Mamma Debora: «In questi 15 anni mio figlio non è mai stato solo un giorno: gli facevo visita io, Mario o mia madre Paola. È la nonna dell’anno. Il suo Michael non l’ha mai abbandonato».

Debora ripensa anche ai momenti felici. «Nel 2008 lavoravo in un bar di Chiasso e lui un giorno entrò circondato dagli amici. Sembrava volessero nasconderlo, temevo si fosse ferito, invece voleva semplicemente mostrarmi con cautela il grosso tatuaggio col suo nome sul braccio sinistro».

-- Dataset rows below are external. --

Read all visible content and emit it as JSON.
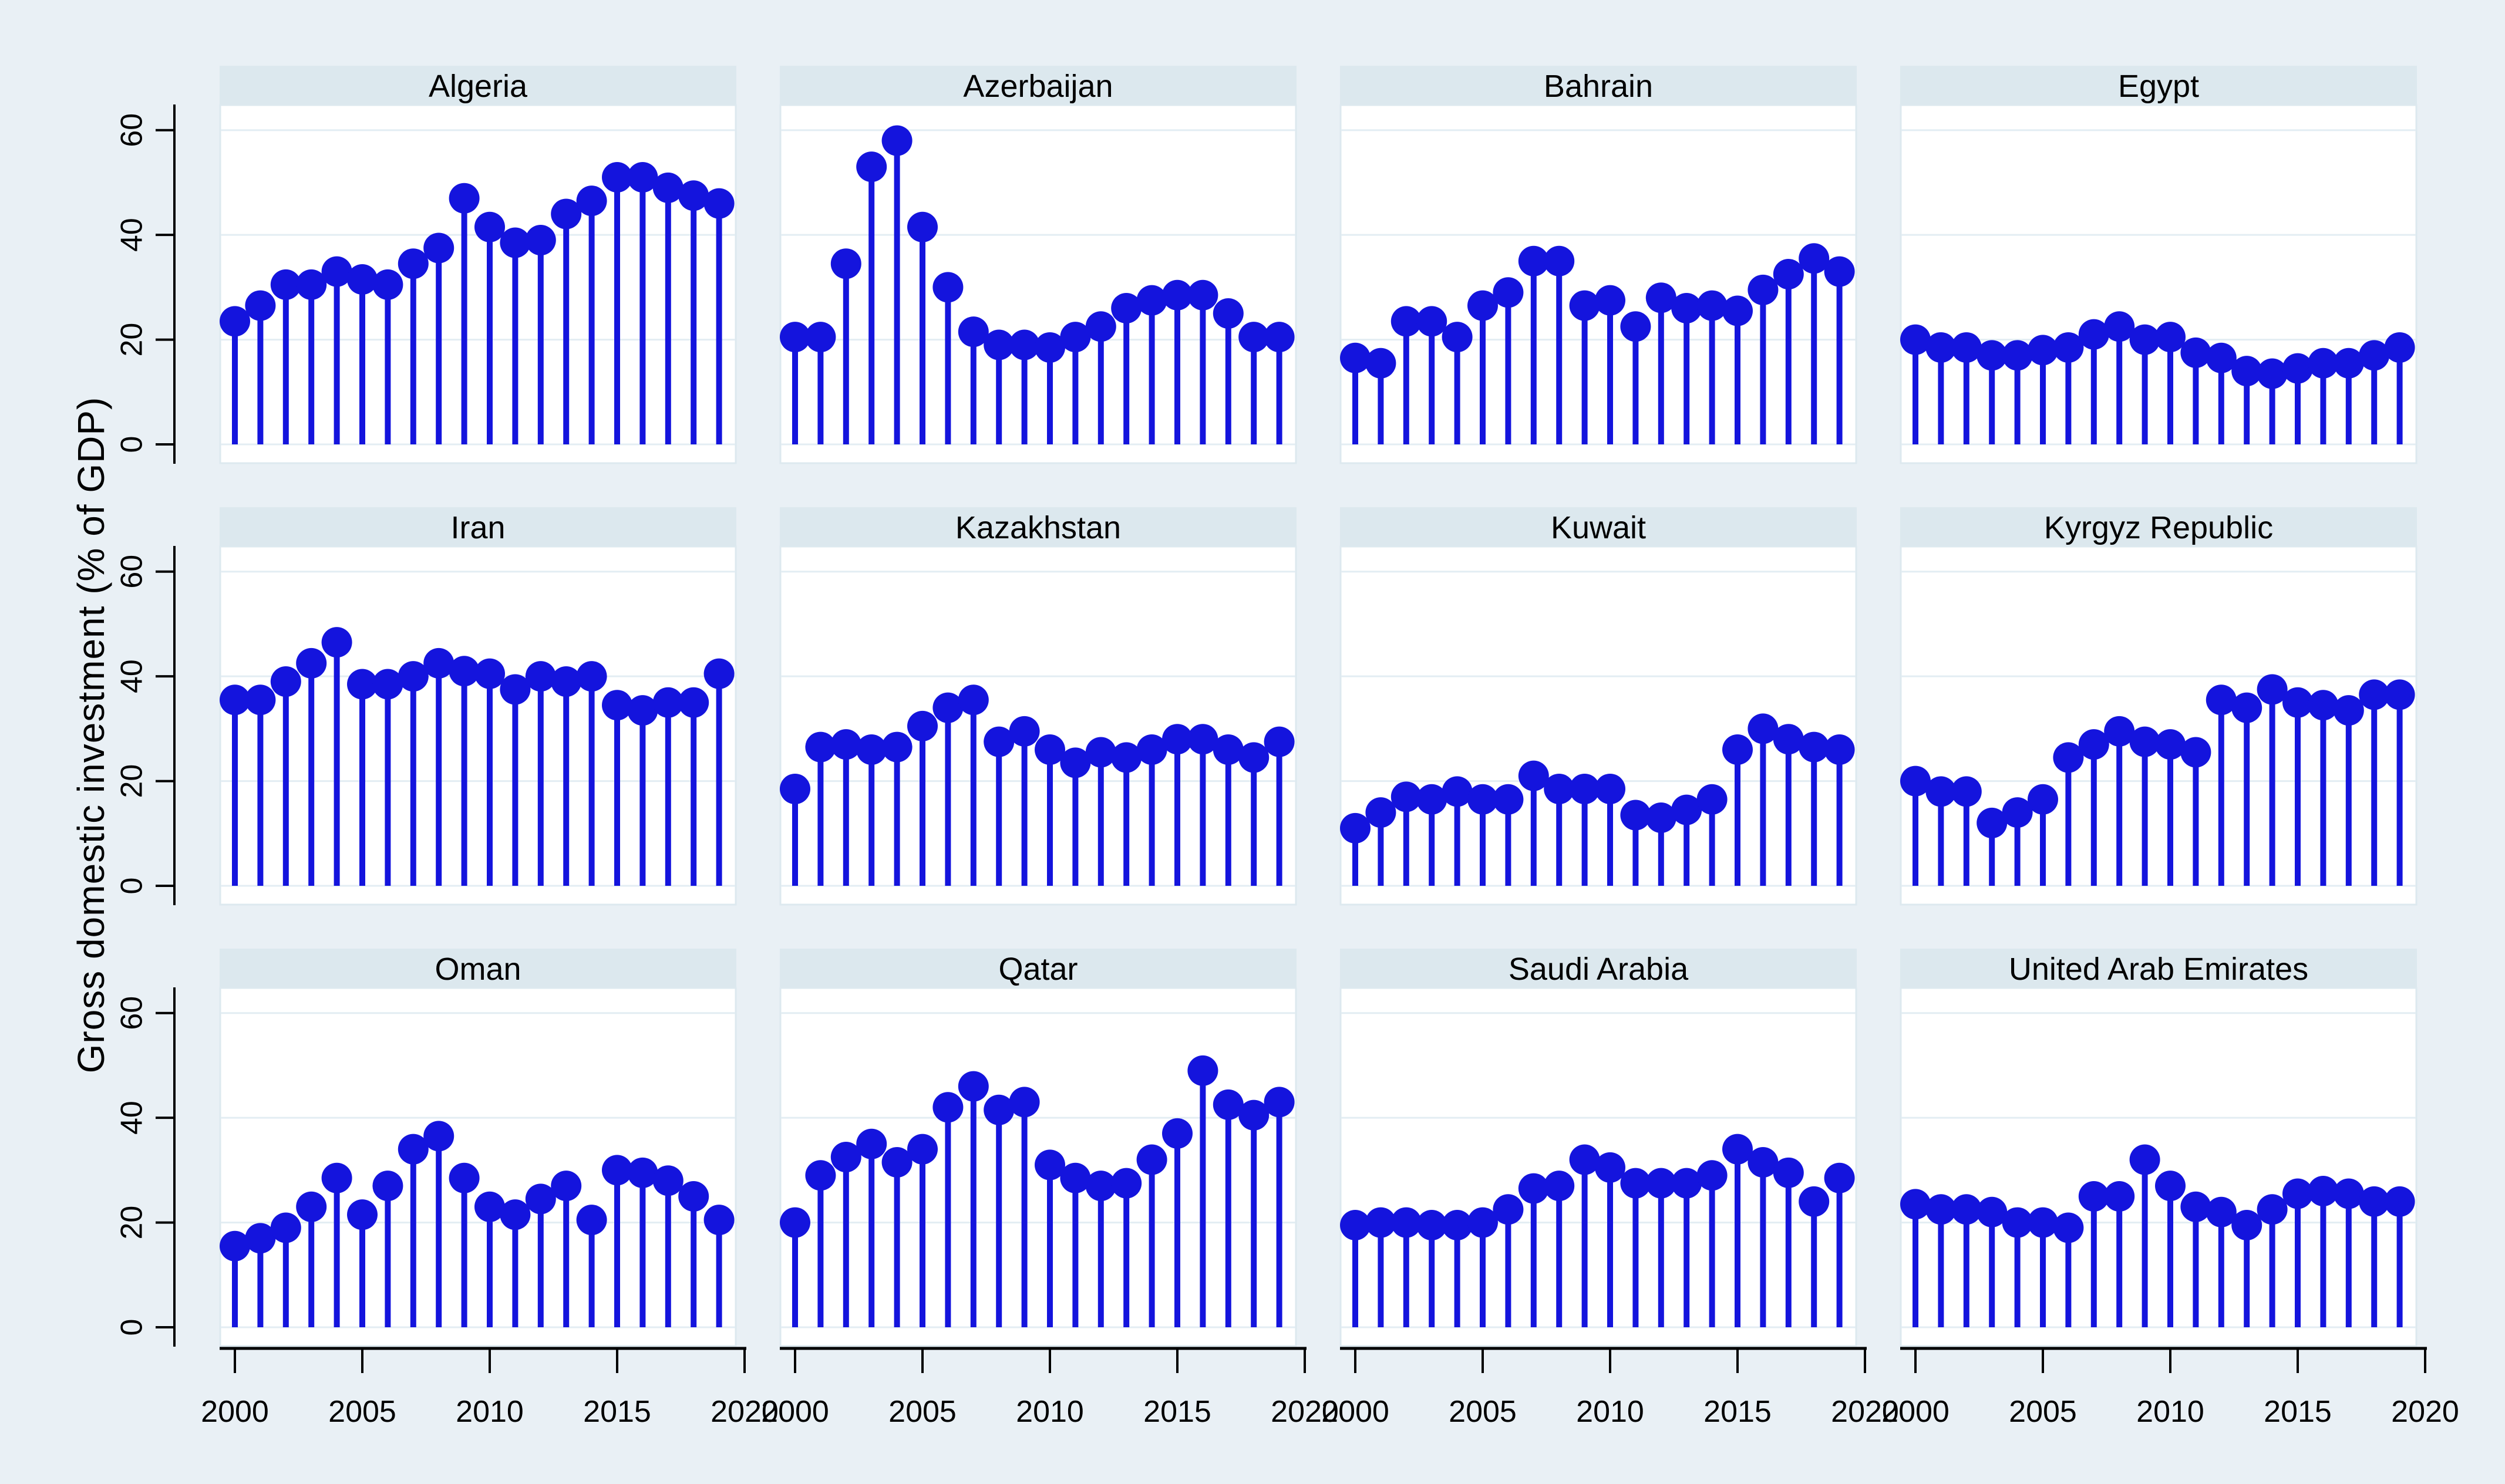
{
  "figure": {
    "ylabel": "Gross domestic investment (% of GDP)",
    "background": "#e9f0f5",
    "panel_title_bg": "#dce8ee",
    "plot_bg": "#ffffff",
    "grid_color": "#e3edf3",
    "plot_border_color": "#dde9ef",
    "axis_color": "#000000",
    "stem_color": "#1414dd",
    "ytick_labels": [
      "0",
      "20",
      "40",
      "60"
    ],
    "xtick_labels": [
      "2000",
      "2005",
      "2010",
      "2015",
      "2020"
    ]
  },
  "chart_data": {
    "type": "stem",
    "title": "",
    "xlabel": "",
    "ylabel": "Gross domestic investment (% of GDP)",
    "ylim": [
      0,
      60
    ],
    "yticks": [
      0,
      20,
      40,
      60
    ],
    "xticks": [
      2000,
      2005,
      2010,
      2015,
      2020
    ],
    "grid": true,
    "legend": "none",
    "x": [
      2000,
      2001,
      2002,
      2003,
      2004,
      2005,
      2006,
      2007,
      2008,
      2009,
      2010,
      2011,
      2012,
      2013,
      2014,
      2015,
      2016,
      2017,
      2018,
      2019
    ],
    "series": [
      {
        "name": "Algeria",
        "values": [
          23.5,
          26.5,
          30.5,
          30.5,
          33,
          31.5,
          30.5,
          34.5,
          37.5,
          47,
          41.5,
          38.5,
          39,
          44,
          46.5,
          51,
          51,
          49,
          47.5,
          46
        ]
      },
      {
        "name": "Azerbaijan",
        "values": [
          20.5,
          20.5,
          34.5,
          53,
          58,
          41.5,
          30,
          21.5,
          19,
          19,
          18.5,
          20.5,
          22.5,
          26,
          27.5,
          28.5,
          28.5,
          25,
          20.5,
          20.5
        ]
      },
      {
        "name": "Bahrain",
        "values": [
          16.5,
          15.5,
          23.5,
          23.5,
          20.5,
          26.5,
          29,
          35,
          35,
          26.5,
          27.5,
          22.5,
          28,
          26,
          26.5,
          25.5,
          29.5,
          32.5,
          35.5,
          33
        ]
      },
      {
        "name": "Egypt",
        "values": [
          20,
          18.5,
          18.5,
          17,
          17,
          18,
          18.5,
          21,
          22.5,
          20,
          20.5,
          17.5,
          16.5,
          14,
          13.5,
          14.5,
          15.5,
          15.5,
          17,
          18.5
        ]
      },
      {
        "name": "Iran",
        "values": [
          35.5,
          35.5,
          39,
          42.5,
          46.5,
          38.5,
          38.5,
          40,
          42.5,
          41,
          40.5,
          37.5,
          40,
          39,
          40,
          34.5,
          33.5,
          35,
          35,
          40.5
        ]
      },
      {
        "name": "Kazakhstan",
        "values": [
          18.5,
          26.5,
          27,
          26,
          26.5,
          30.5,
          34,
          35.5,
          27.5,
          29.5,
          26,
          23.5,
          25.5,
          24.5,
          26,
          28,
          28,
          26,
          24.5,
          27.5
        ]
      },
      {
        "name": "Kuwait",
        "values": [
          11,
          14,
          17,
          16.5,
          18,
          16.5,
          16.5,
          21,
          18.5,
          18.5,
          18.5,
          13.5,
          13,
          14.5,
          16.5,
          26,
          30,
          28,
          26.5,
          26
        ]
      },
      {
        "name": "Kyrgyz Republic",
        "values": [
          20,
          18,
          18,
          12,
          14,
          16.5,
          24.5,
          27,
          29.5,
          27.5,
          27,
          25.5,
          35.5,
          34,
          37.5,
          35,
          34.5,
          33.5,
          36.5,
          36.5
        ]
      },
      {
        "name": "Oman",
        "values": [
          15.5,
          17,
          19,
          23,
          28.5,
          21.5,
          27,
          34,
          36.5,
          28.5,
          23,
          21.5,
          24.5,
          27,
          20.5,
          30,
          29.5,
          28,
          25,
          20.5
        ]
      },
      {
        "name": "Qatar",
        "values": [
          20,
          29,
          32.5,
          35,
          31.5,
          34,
          42,
          46,
          41.5,
          43,
          31,
          28.5,
          27,
          27.5,
          32,
          37,
          49,
          42.5,
          40.5,
          43
        ]
      },
      {
        "name": "Saudi Arabia",
        "values": [
          19.5,
          20,
          20,
          19.5,
          19.5,
          20,
          22.5,
          26.5,
          27,
          32,
          30.5,
          27.5,
          27.5,
          27.5,
          29,
          34,
          31.5,
          29.5,
          24,
          28.5
        ]
      },
      {
        "name": "United Arab Emirates",
        "values": [
          23.5,
          22.5,
          22.5,
          22,
          20,
          20,
          19,
          25,
          25,
          32,
          27,
          23,
          22,
          19.5,
          22.5,
          25.5,
          26,
          25.5,
          24,
          24
        ]
      }
    ]
  }
}
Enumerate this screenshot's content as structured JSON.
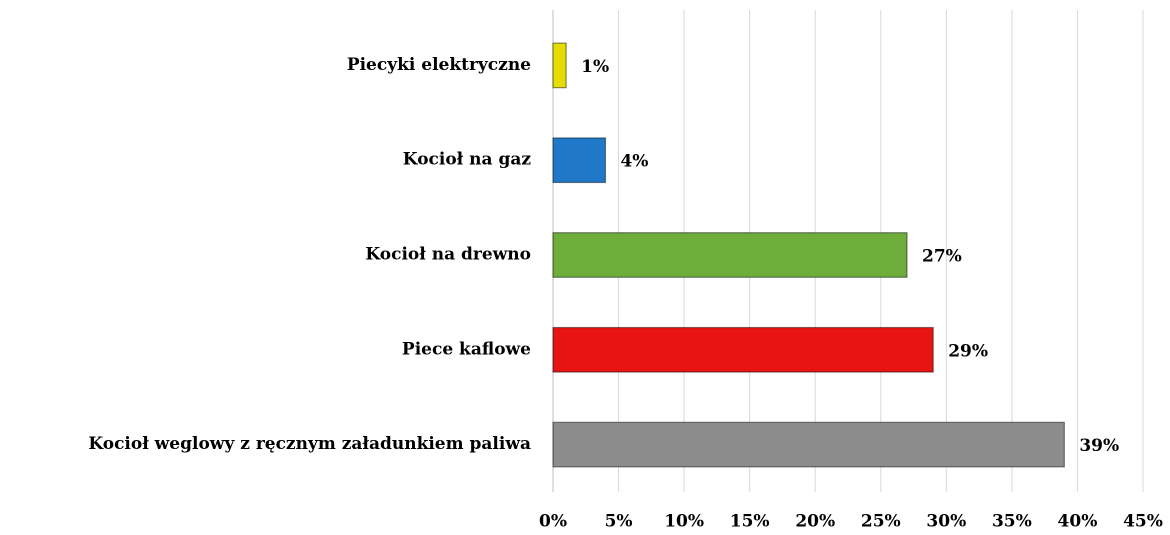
{
  "chart_data": {
    "type": "hbar",
    "categories": [
      "Piecyki elektryczne",
      "Kocioł na gaz",
      "Kocioł na drewno",
      "Piece kaflowe",
      "Kocioł weglowy z ręcznym załadunkiem paliwa"
    ],
    "values": [
      1,
      4,
      27,
      29,
      39
    ],
    "value_labels": [
      "1%",
      "4%",
      "27%",
      "29%",
      "39%"
    ],
    "colors": [
      "#e6dc00",
      "#1f78c8",
      "#6fad3a",
      "#e81414",
      "#8c8c8c"
    ],
    "xlim": [
      0,
      45
    ],
    "xticks": [
      {
        "value": 0,
        "label": "0%"
      },
      {
        "value": 5,
        "label": "5%"
      },
      {
        "value": 10,
        "label": "10%"
      },
      {
        "value": 15,
        "label": "15%"
      },
      {
        "value": 20,
        "label": "20%"
      },
      {
        "value": 25,
        "label": "25%"
      },
      {
        "value": 30,
        "label": "30%"
      },
      {
        "value": 35,
        "label": "35%"
      },
      {
        "value": 40,
        "label": "40%"
      },
      {
        "value": 45,
        "label": "45%"
      }
    ],
    "grid": true
  }
}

Tatuaggi che oggi ha scelto di imprimere lei sulla pelle in onore del figlio scomparso. «Ho sul petto la corona di un re e sotto ho scritto i nomi Michael e del mio secondogenito Athos. Dietro la spalla destra ho un tribale: era un desiderio di Michael, ma non ha avuto il tempo di realizzarlo». Al disegno ha aggiunto una scritta: “Se mi stai cercando e mi trovi abbracciami con la tua mente”.

Un abbraccio tenero e affettuoso com’erano quelli di Michael. «Era una persona dolcissima, per me è stato davvero difficile accettare che non si sarebbe mai più svegliato. Ho impiegato due anni per capire come conviverci, ho chiesto aiuto allo psicologo della casa di riposo. Vi assicuro ci sono tante famiglie nelle nostre condizioni».